In totale fino a oggi il governo Meloni ha presentato in Parlamento 16 decreti-legge: dieci sono stati convertiti in legge, due lo saranno presto e gli altri quattro o sono in corso di esame oppure sono decaduti o confluiti in altri provvedimenti. Per esempio alla Camera è iniziato l’esame del decreto-legge con cui il 16 febbraio il governo Meloni ha bloccato la cessione dei crediti d’imposta del Superbonus e di altri bonus edilizi. Una volta pubblicato in Gazzetta Ufficiale, inizierà in Parlamento anche l’esame del decreto-legge approvato nella serata di giovedì 23 febbraio con alcune misure per i rifugiati ucraini in Italia.

… alle questioni di fiducia…

Le votazioni tenute in Parlamento tra il 20 e il 23 febbraio confermano altre due dinamiche in corso ormai da tempo e che neppure il governo Meloni è riuscito a invertire nonostante le promesse. 

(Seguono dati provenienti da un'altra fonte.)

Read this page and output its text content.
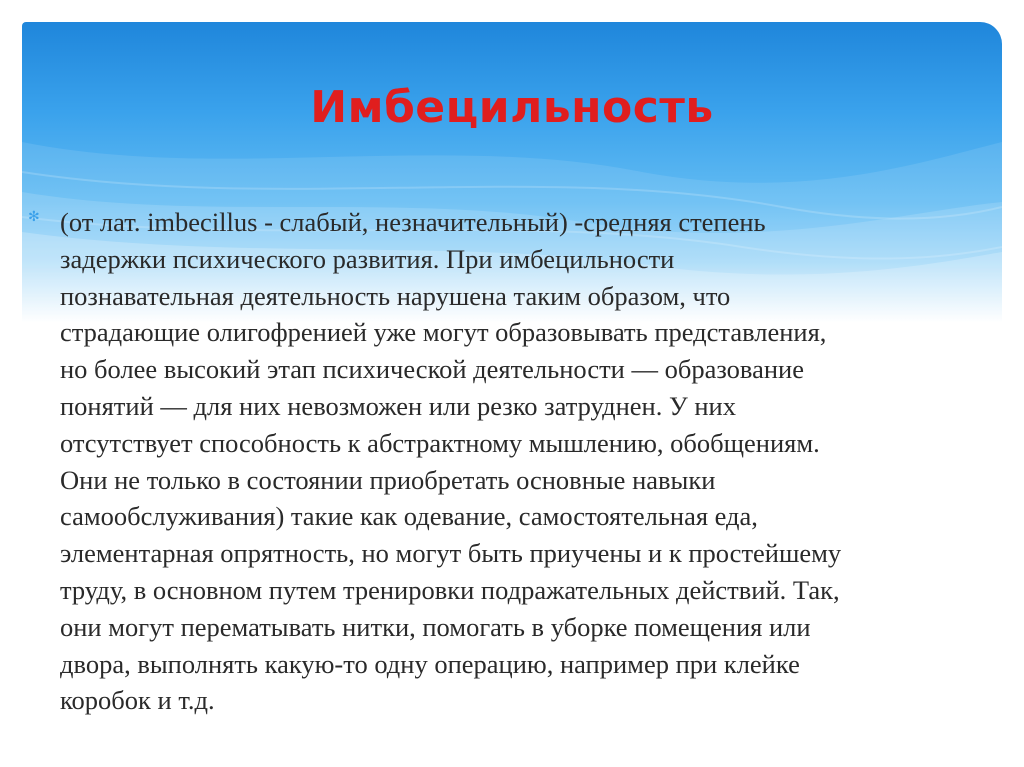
Имбецильность
✻ (от лат. imbecillus - слабый, незначительный) -средняя степень
задержки психического развития. При имбецильности
познавательная деятельность нарушена таким образом, что
страдающие олигофренией уже могут образовывать представления,
но более высокий этап психической деятельности — образование
понятий — для них невозможен или резко затруднен. У них
отсутствует способность к абстрактному мышлению, обобщениям.
Они не только в состоянии приобретать основные навыки
самообслуживания) такие как одевание, самостоятельная еда,
элементарная опрятность, но могут быть приучены и к простейшему
труду, в основном путем тренировки подражательных действий. Так,
они могут перематывать нитки, помогать в уборке помещения или
двора, выполнять какую-то одну операцию, например при клейке
коробок и т.д.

In primo luogo c’è il frequente ricorso alla questione di fiducia, un voto che riduce l’esame parlamentare di un provvedimento ed elimina la possibilità per le aule della Camera e del Senato di modificare il testo arrivato dalle commissioni parlamentari. Questa settimana il governo ha posto la questione di fiducia alla Camera sia sul decreto “Carburanti” il 20 febbraio, sia sul decreto “Milleproroghe” il 21 febbraio. Il numero di questioni di fiducia poste dal governo dal suo insediamento, avvenuto il 22 ottobre, è salito così a otto: sei alla Camera, dove tra l’altro i partiti che sostengono il governo hanno la maggioranza più ampia, e due al Senato. Sei questioni di fiducia hanno riguardato la conversione in legge di decreti, due la legge di Bilancio. 

Nel complesso stiamo parlando di una questione di fiducia posta in media ogni 13 giorni: un dato in linea con quello registrato dal secondo governo Conte e il terzo più alto tra gli ultimi nove governi, dietro solo ai governi tecnici di Mario Draghi e Mario Monti.

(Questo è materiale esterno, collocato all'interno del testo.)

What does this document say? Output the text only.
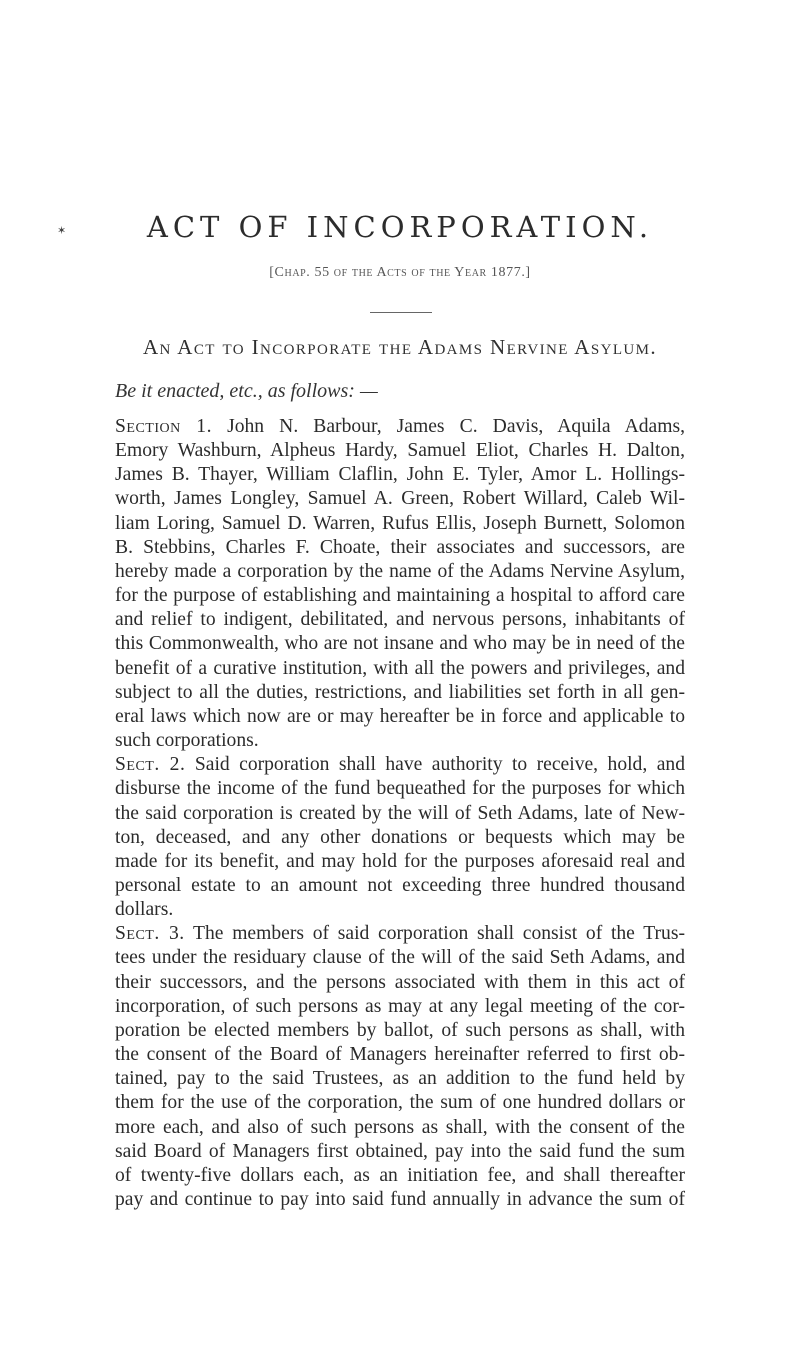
✶	ACT OF INCORPORATION.
[Chap. 55 of the Acts of the Year 1877.]
An Act to Incorporate the Adams Nervine Asylum.
Be it enacted, etc., as follows: —
Section 1. John N. Barbour, James C. Davis, Aquila Adams,
Emory Washburn, Alpheus Hardy, Samuel Eliot, Charles H. Dalton,
James B. Thayer, William Claflin, John E. Tyler, Amor L. Hollings-
worth, James Longley, Samuel A. Green, Robert Willard, Caleb Wil-
liam Loring, Samuel D. Warren, Rufus Ellis, Joseph Burnett, Solomon
B. Stebbins, Charles F. Choate, their associates and successors, are
hereby made a corporation by the name of the Adams Nervine Asylum,
for the purpose of establishing and maintaining a hospital to afford care
and relief to indigent, debilitated, and nervous persons, inhabitants of
this Commonwealth, who are not insane and who may be in need of the
benefit of a curative institution, with all the powers and privileges, and
subject to all the duties, restrictions, and liabilities set forth in all gen-
eral laws which now are or may hereafter be in force and applicable to
such corporations.
Sect. 2. Said corporation shall have authority to receive, hold, and
disburse the income of the fund bequeathed for the purposes for which
the said corporation is created by the will of Seth Adams, late of New-
ton, deceased, and any other donations or bequests which may be
made for its benefit, and may hold for the purposes aforesaid real and
personal estate to an amount not exceeding three hundred thousand
dollars.
Sect. 3. The members of said corporation shall consist of the Trus-
tees under the residuary clause of the will of the said Seth Adams, and
their successors, and the persons associated with them in this act of
incorporation, of such persons as may at any legal meeting of the cor-
poration be elected members by ballot, of such persons as shall, with
the consent of the Board of Managers hereinafter referred to first ob-
tained, pay to the said Trustees, as an addition to the fund held by
them for the use of the corporation, the sum of one hundred dollars or
more each, and also of such persons as shall, with the consent of the
said Board of Managers first obtained, pay into the said fund the sum
of twenty-five dollars each, as an initiation fee, and shall thereafter
pay and continue to pay into said fund annually in advance the sum of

… passando per il “monocameralismo alternato”

In secondo luogo, anche nell’attuale legislatura si sta consolidando il fenomeno che prende il nome di “monocameralismo alternato” o “monocameralismo di fatto”. In base alla Costituzione, in Italia vige il bicameralismo: un testo per diventare legge deve essere approvato nella stessa versione sia dalla Camera sia dal Senato. Se una delle due camere modifica un provvedimento, il testo deve tornare all’esame dell’altra per essere approvato. Ma ormai da anni sono sempre più frequenti le leggi che di fatto vengono esaminate e modificate solo da una camera per poi essere approvate senza modifiche dall’altra camera.

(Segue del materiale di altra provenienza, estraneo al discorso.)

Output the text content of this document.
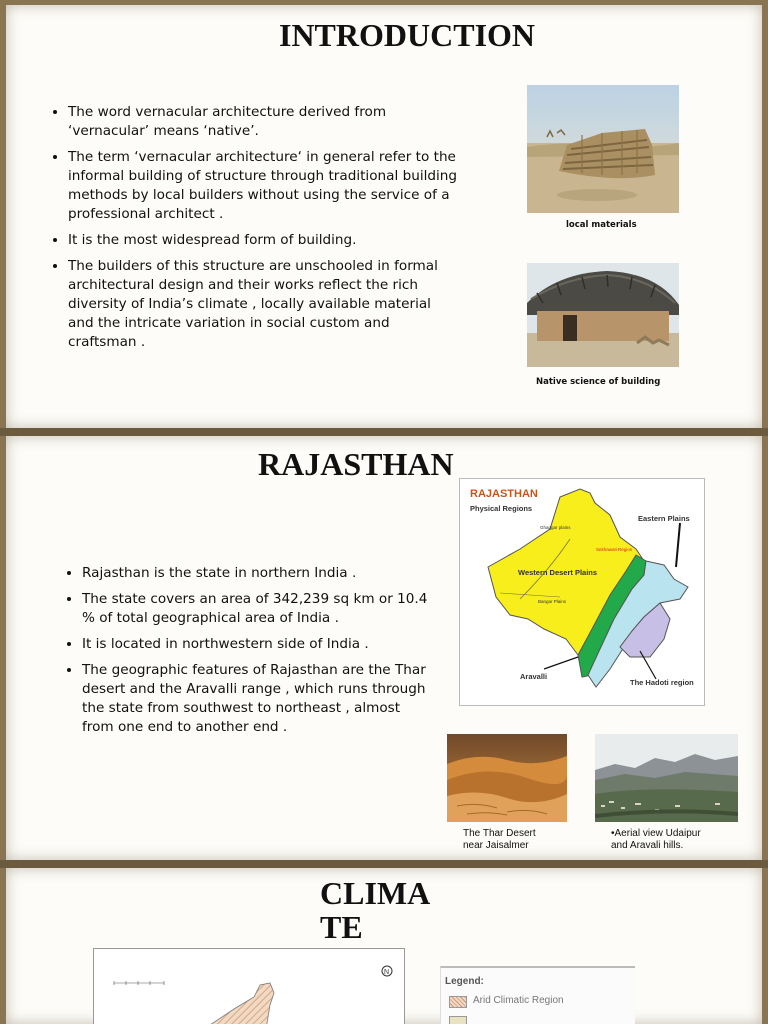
INTRODUCTION
• The word vernacular architecture derived from ‘vernacular’ means ‘native’.
• The term ‘vernacular architecture‘ in general refer to the informal building of structure through traditional building methods by local builders without using the service of a professional architect .
• It is the most widespread form of building.
• The builders of this structure are unschooled in formal architectural design and their works reflect the rich diversity of India’s climate , locally available material and the intricate variation in social custom and craftsman .
local materials
Native science of building
RAJASTHAN
• Rajasthan is the state in northern India .
• The state covers an area of 342,239 sq km or 10.4 % of total geographical area of India .
• It is located in northwestern side of India .
• The geographic features of Rajasthan are the Thar desert and the Aravalli range , which runs through the state from southwest to northeast , almost from one end to another end .
RAJASTHAN
Physical Regions
Eastern Plains
Western Desert Plains
Aravalli
The Hadoti region
Ghaggar plains
Sekhawati Region
Bangar Plains
The Thar Desert near Jaisalmer
•Aerial view Udaipur and Aravali hills.
CLIMA
TE
N
Legend:
Arid Climatic Region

Prendiamo il caso dei dieci decreti-legge presentati dal governo Meloni convertiti in legge fino a oggi dal Parlamento: quattro sono stati presentati alla Camera e convertiti in legge dal Senato, e sei sono stati presentati in Senato e convertiti in legge dalla Camera. In tutti i casi la prima camera che ha esaminato il testo ha apportato alcune modifiche, mentre la seconda è stata praticamente costretta ad approvare il testo così come le è stato trasmesso (ricordiamo che dopo 60 giorni un decreto, se non convertito, decade e spesso l’approvazione finale arriva a ridosso di questa scadenza). Discorso analogo vale per la legge di Bilancio per il 2023: l’esame del testo è iniziato il 1° dicembre alla Camera, che lo ha approvato il 24 dicembre, mentre il via libera definitivo del Senato è arrivato il 29 dicembre.